[Robot-learning] Fwd: ICAPS 2018 review response (submission [*NUMBER*])
Stefanie Tellex
stefie10 at cs.brown.edu
Mon Jan 22 15:18:56 EST 2018
I can do 2/2 any time in the afternoon.
Stefanie
On 01/22/2018 11:38 AM, Marie desJardins wrote:
> Fri 2/2 would be good for a phone call with Stefanie and Michael. (Does
> that work for both of you? -- if so, what time is good? I'm fairly
> unconstrained.)
>
> Fri 2/2 won't work for a larger group meeting, though -- John will be at
> AAAI. I'll be traveling on Fri 2/9 but John should be back by then, so
> maybe we could plan a joint group meeting that day -- do you still have
> your regular meetings on Fridays?
>
> Marie
>
>
> On 1/21/18 11:23 AM, Stefanie Tellex wrote:
>> I agree, for after the winter deadlines.
>>
>> Stefanie
>>
>> On 01/21/2018 04:51 AM, Lawson Wong wrote:
>>> So have kcaluru at brown.edu <mailto:kcaluru at brown.edu> and
>>> miles_holland at brown.edu <mailto:miles_holland at brown.edu>
>>>
>>> The reviews look like typical planning-community reviews -- generally
>>> sensible requests but clearly impossible to accomplish within the
>>> page limit. I guess it's generally hard to please planning reviewers
>>> unless there are some theoretical results. Review 2 actually reads a
>>> little like one that Nakul got for his paper...
>>>
>>> I don't know if Michael and Stefanie have answered separately
>>> regarding a meeting; it certainly sounds helpful to continue
>>> discussing (AMDP) hierarchy learning. Both the IJCAI and RSS
>>> deadlines are on that week (1/31 and 2/1 respectively), so if
>>> possible it may be best to meet after those deadlines, such as on Fri
>>> 2/2 -- unless the intent was to discuss before the IJCAI deadline.
>>>
>>> -Lawson
>>>
>>>
>>> On Sat, Jan 20, 2018 at 6:04 AM, Littman, Michael
>>> <mlittman at cs.brown.edu <mailto:mlittman at cs.brown.edu>> wrote:
>>>
>>> christopher_grimm at brown.edu <mailto:christopher_grimm at brown.edu> has
>>> graduated.
>>>
>>>
>>> On Fri, Jan 19, 2018 at 12:06 PM, Marie desJardins
>>> <mariedj at cs.umbc.edu <mailto:mariedj at cs.umbc.edu>> wrote:
>>>
>>> Hi everyone,
>>>
>>> I wanted to share the initial reviews we received on our ICAPS
>>> submission (which I've also attached). Based on the reviews, I
>>> think the paper is unlikely to be accepted, so we are working to
>>> see whether we can get some new results for an IJCAI submission.
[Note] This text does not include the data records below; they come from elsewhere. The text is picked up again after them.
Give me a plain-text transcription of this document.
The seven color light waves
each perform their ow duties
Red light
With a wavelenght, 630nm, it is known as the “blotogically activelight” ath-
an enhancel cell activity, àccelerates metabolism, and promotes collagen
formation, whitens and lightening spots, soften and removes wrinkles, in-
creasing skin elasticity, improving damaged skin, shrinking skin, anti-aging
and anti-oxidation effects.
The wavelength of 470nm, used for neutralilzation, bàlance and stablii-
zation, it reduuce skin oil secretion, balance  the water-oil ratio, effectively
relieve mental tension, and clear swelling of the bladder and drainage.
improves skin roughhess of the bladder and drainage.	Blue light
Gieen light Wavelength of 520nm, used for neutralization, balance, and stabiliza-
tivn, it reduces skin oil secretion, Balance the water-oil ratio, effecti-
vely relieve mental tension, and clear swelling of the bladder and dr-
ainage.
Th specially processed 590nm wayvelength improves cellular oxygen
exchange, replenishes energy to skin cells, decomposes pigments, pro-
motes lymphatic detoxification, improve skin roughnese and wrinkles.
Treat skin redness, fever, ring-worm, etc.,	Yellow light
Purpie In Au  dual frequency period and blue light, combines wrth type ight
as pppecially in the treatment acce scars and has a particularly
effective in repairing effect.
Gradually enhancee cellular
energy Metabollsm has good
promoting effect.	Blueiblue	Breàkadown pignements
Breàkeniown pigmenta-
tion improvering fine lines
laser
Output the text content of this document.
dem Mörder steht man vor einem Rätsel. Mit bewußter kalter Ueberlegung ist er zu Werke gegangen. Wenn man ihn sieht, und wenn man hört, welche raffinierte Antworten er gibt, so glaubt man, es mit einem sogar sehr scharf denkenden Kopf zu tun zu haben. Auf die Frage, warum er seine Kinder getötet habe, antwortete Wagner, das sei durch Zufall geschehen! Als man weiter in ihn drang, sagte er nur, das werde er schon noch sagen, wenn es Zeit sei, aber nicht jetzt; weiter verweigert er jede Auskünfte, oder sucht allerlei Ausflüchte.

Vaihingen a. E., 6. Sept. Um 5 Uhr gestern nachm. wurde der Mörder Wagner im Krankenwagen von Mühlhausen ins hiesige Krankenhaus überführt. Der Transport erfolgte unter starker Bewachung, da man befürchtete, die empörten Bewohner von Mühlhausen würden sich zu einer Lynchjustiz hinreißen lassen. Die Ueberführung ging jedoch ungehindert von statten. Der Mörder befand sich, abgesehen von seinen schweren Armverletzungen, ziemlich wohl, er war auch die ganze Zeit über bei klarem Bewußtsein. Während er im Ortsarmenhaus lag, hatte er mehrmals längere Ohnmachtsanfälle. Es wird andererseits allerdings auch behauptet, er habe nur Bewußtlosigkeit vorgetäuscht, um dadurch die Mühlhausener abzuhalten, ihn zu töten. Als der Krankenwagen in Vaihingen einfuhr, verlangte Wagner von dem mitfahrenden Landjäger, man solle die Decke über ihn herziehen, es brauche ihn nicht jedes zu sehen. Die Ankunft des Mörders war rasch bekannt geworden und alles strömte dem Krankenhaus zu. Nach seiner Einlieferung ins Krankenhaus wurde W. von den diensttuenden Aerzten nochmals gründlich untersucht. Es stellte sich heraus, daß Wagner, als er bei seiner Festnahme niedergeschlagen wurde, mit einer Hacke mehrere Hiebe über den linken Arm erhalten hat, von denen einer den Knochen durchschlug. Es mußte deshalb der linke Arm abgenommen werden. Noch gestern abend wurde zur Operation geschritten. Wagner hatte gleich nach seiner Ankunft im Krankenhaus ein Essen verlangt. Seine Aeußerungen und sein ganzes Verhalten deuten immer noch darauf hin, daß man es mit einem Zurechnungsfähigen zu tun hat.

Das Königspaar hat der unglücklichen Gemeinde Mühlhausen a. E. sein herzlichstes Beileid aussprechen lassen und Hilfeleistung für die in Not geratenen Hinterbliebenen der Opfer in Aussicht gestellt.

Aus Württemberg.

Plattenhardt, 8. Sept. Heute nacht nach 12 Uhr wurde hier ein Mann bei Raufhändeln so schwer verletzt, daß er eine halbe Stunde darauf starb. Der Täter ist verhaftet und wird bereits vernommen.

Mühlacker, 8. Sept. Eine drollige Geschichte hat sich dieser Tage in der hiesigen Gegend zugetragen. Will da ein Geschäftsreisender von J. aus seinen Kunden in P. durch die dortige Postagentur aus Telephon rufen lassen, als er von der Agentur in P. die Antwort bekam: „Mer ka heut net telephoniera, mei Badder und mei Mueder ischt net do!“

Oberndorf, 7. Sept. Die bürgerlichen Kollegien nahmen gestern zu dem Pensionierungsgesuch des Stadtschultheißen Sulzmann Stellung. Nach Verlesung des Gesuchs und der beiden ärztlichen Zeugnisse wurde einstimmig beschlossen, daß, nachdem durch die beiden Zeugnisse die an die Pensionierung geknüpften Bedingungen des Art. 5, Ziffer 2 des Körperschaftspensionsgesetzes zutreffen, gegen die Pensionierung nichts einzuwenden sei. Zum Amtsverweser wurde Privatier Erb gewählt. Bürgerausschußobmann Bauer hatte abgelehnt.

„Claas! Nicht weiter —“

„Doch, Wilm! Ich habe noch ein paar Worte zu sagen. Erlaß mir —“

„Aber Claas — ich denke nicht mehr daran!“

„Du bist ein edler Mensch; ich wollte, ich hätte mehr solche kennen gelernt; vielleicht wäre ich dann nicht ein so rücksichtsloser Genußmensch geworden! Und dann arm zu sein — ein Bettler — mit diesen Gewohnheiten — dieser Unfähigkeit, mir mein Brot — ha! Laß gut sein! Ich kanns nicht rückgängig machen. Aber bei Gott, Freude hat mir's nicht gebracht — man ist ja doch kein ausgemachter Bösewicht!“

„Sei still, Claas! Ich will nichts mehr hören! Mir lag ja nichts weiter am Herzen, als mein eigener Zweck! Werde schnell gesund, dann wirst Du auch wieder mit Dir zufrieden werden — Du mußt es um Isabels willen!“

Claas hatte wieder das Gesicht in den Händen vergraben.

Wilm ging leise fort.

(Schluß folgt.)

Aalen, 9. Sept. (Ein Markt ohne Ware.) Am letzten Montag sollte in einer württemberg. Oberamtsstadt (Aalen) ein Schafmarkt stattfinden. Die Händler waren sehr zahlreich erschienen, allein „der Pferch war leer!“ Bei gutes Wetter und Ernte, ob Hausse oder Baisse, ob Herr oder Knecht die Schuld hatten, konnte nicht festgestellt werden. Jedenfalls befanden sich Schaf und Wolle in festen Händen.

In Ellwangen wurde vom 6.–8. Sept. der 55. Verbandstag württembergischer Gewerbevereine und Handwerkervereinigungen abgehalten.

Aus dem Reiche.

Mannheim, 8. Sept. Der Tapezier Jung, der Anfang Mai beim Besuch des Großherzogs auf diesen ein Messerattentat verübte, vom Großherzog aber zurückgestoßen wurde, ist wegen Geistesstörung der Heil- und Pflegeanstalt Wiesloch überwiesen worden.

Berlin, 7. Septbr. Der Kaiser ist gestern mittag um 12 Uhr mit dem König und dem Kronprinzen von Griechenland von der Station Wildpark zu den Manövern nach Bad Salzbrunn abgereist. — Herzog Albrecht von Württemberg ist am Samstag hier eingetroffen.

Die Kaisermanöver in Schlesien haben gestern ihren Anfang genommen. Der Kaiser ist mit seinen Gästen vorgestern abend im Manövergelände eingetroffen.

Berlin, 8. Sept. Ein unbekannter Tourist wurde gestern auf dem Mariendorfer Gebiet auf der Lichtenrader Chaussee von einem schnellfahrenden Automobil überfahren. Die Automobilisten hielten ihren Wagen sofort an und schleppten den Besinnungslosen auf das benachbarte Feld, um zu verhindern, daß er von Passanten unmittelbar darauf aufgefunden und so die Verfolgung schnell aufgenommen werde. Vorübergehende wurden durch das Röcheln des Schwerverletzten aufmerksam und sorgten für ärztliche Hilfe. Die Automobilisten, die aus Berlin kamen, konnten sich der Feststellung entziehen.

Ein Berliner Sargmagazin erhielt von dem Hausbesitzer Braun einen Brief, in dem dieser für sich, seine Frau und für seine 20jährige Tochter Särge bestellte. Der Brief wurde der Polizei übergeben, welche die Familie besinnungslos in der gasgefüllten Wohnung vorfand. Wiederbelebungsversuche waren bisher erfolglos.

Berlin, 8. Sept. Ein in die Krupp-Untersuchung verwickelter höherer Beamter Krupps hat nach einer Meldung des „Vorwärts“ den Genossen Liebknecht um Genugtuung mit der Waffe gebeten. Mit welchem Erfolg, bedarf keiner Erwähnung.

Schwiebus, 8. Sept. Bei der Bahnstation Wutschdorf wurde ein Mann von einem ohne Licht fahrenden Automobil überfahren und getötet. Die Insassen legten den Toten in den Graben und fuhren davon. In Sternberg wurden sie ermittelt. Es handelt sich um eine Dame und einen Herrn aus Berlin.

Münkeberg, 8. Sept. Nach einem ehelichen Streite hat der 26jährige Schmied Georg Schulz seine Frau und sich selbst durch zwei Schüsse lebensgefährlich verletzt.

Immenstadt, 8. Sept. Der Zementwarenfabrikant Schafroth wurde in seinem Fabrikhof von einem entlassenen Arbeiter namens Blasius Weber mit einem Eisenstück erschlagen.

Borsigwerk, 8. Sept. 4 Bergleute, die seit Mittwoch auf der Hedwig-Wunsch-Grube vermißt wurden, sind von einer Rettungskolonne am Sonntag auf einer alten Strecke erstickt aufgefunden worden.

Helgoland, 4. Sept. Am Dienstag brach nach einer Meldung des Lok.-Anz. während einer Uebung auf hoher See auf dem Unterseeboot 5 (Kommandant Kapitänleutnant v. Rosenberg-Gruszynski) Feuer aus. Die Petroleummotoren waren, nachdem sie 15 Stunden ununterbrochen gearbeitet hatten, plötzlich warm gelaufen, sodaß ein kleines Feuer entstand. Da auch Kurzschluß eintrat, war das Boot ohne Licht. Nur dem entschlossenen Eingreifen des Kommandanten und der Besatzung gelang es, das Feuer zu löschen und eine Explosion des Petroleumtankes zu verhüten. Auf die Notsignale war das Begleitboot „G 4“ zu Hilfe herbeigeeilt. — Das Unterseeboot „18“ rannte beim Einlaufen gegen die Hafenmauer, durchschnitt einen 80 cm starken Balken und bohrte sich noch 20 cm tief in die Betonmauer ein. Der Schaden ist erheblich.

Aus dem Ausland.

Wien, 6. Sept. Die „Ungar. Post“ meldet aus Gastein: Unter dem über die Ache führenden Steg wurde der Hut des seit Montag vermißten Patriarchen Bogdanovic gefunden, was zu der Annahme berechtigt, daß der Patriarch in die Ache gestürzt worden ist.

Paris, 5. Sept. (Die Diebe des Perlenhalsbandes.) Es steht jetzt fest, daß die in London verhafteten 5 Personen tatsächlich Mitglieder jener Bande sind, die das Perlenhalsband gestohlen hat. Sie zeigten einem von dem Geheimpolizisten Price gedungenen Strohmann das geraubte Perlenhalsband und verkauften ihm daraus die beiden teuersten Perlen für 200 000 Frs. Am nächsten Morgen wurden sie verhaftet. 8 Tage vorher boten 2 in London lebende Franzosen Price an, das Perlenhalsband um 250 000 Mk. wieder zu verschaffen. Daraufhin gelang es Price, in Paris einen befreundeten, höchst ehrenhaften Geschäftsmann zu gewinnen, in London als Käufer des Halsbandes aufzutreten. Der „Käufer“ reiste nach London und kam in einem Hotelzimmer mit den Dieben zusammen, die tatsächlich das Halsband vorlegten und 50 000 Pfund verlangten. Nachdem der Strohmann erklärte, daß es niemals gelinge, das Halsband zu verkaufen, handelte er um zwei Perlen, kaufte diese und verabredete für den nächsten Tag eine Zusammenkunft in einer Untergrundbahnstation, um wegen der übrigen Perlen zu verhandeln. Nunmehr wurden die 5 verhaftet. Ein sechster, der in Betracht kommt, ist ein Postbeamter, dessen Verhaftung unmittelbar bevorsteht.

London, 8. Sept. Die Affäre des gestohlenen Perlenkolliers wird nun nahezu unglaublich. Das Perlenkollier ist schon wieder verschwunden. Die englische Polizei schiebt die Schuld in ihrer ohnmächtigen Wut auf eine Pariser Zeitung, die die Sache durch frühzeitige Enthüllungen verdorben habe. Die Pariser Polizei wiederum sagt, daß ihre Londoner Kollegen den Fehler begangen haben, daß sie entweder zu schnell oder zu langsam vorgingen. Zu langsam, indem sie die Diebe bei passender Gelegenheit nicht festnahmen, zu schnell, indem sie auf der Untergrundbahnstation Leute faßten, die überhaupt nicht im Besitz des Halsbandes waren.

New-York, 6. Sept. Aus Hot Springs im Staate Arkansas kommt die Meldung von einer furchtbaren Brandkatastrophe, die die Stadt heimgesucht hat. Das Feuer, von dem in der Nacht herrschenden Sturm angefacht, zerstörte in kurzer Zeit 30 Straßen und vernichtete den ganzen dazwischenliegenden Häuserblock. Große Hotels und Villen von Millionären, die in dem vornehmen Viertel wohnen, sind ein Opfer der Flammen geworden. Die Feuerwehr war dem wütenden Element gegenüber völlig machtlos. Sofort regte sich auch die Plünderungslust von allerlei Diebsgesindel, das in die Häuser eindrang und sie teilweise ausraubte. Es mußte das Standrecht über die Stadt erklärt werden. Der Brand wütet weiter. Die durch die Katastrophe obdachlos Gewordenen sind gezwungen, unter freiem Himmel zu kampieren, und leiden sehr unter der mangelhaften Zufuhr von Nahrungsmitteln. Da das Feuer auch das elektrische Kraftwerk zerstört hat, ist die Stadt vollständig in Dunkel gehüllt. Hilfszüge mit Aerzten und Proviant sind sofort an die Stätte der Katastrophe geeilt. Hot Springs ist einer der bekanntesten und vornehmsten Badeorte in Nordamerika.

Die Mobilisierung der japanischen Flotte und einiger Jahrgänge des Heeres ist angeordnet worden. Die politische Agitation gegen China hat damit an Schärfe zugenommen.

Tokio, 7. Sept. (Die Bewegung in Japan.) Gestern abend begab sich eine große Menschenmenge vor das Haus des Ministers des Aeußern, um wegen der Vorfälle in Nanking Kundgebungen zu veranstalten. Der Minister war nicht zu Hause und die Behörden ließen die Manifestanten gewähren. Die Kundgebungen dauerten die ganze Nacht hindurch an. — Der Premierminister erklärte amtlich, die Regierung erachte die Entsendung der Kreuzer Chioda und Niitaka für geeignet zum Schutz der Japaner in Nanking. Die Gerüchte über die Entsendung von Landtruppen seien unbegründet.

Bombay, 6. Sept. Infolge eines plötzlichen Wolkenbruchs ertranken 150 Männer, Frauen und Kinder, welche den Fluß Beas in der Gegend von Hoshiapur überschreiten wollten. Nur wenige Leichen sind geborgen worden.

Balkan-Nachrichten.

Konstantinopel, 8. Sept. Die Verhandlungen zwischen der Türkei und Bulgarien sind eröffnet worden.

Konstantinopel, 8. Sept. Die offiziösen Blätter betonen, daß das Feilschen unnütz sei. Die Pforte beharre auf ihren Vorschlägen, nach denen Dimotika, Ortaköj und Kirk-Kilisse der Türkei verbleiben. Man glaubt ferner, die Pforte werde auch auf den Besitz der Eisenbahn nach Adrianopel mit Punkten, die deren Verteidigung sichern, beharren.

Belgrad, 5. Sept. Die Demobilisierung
>>> We are making good progress on developing hierarchical learning
>>> methods for AMDPs but we need to (a) move to larger/more complex
>>> domains, (b) develop some theoretical analysis (complexity,
>>> correctness, convergence), and (c) work on more AMDP-specific
>>> hierarchy learning techniques (right now we are using an
>>> off-the-shelf method called HierGen that works well but may not
>>> necessarily find the best hierarchy for an AMDP representation).
>>>
>>> I'd be very interested to talk more about how this relates to
>>> the work that's happening at Brown, and to hear any
>>> feedback/ideas you might have about this work.
>>>
>>> Michael/Stephanie, could we maybe set up a time for the three of
>>> us to have a teleconference? I'll be on vacation next week but
>>> the week after that would be good. Possible times for me -- Mon
>>> 1/29 before 11:30am, between 1-2, or after 4pm; Wed 1/31 before
>>> 10am or after 2pm; Thu 2/1 between 11-1:30 or 3-4; Fri 2/2
>>> any time.
>>>
>>> BTW, these are the Brown students who are on this list. Please
>>> let me know if anyone should be added or removed.
>>>
>>> carl_trimbach at brown.edu <mailto:carl_trimbach at brown.edu>
>>> christopher_grimm at brown.edu <mailto:christopher_grimm at brown.edu>
>>> david_abel at brown.edu <mailto:david_abel at brown.edu>
>>> dilip.arumugam at gmail.com <mailto:dilip.arumugam at gmail.com>
>>> edward_c_williams at brown.edu <mailto:edward_c_williams at brown.edu>
>>> jun_ki_lee at brown.edu <mailto:jun_ki_lee at brown.edu>
>>> kcaluru at brown.edu <mailto:kcaluru at brown.edu>
>>> lsw at brown.edu <mailto:lsw at brown.edu>
>>> lucas_lehnert at brown.edu <mailto:lucas_lehnert at brown.edu>
>>> melrose_roderick at brown.edu <mailto:melrose_roderick at brown.edu>
>>> miles_holland at brown.edu <mailto:miles_holland at brown.edu>
>>> nakul_gopalan at brown.edu <mailto:nakul_gopalan at brown.edu>
>>> oberlin at cs.brown.edu <mailto:oberlin at cs.brown.edu>
>>> sam_saarinen at brown.edu <mailto:sam_saarinen at brown.edu>
>>> siddharth_karamcheti at brown.edu
>>> <mailto:siddharth_karamcheti at brown.edu>
>>>
>>> Marie
>>>
>>>
>>> -------- Forwarded Message --------
>>> Subject: ICAPS 2018 review response (submission [*NUMBER*])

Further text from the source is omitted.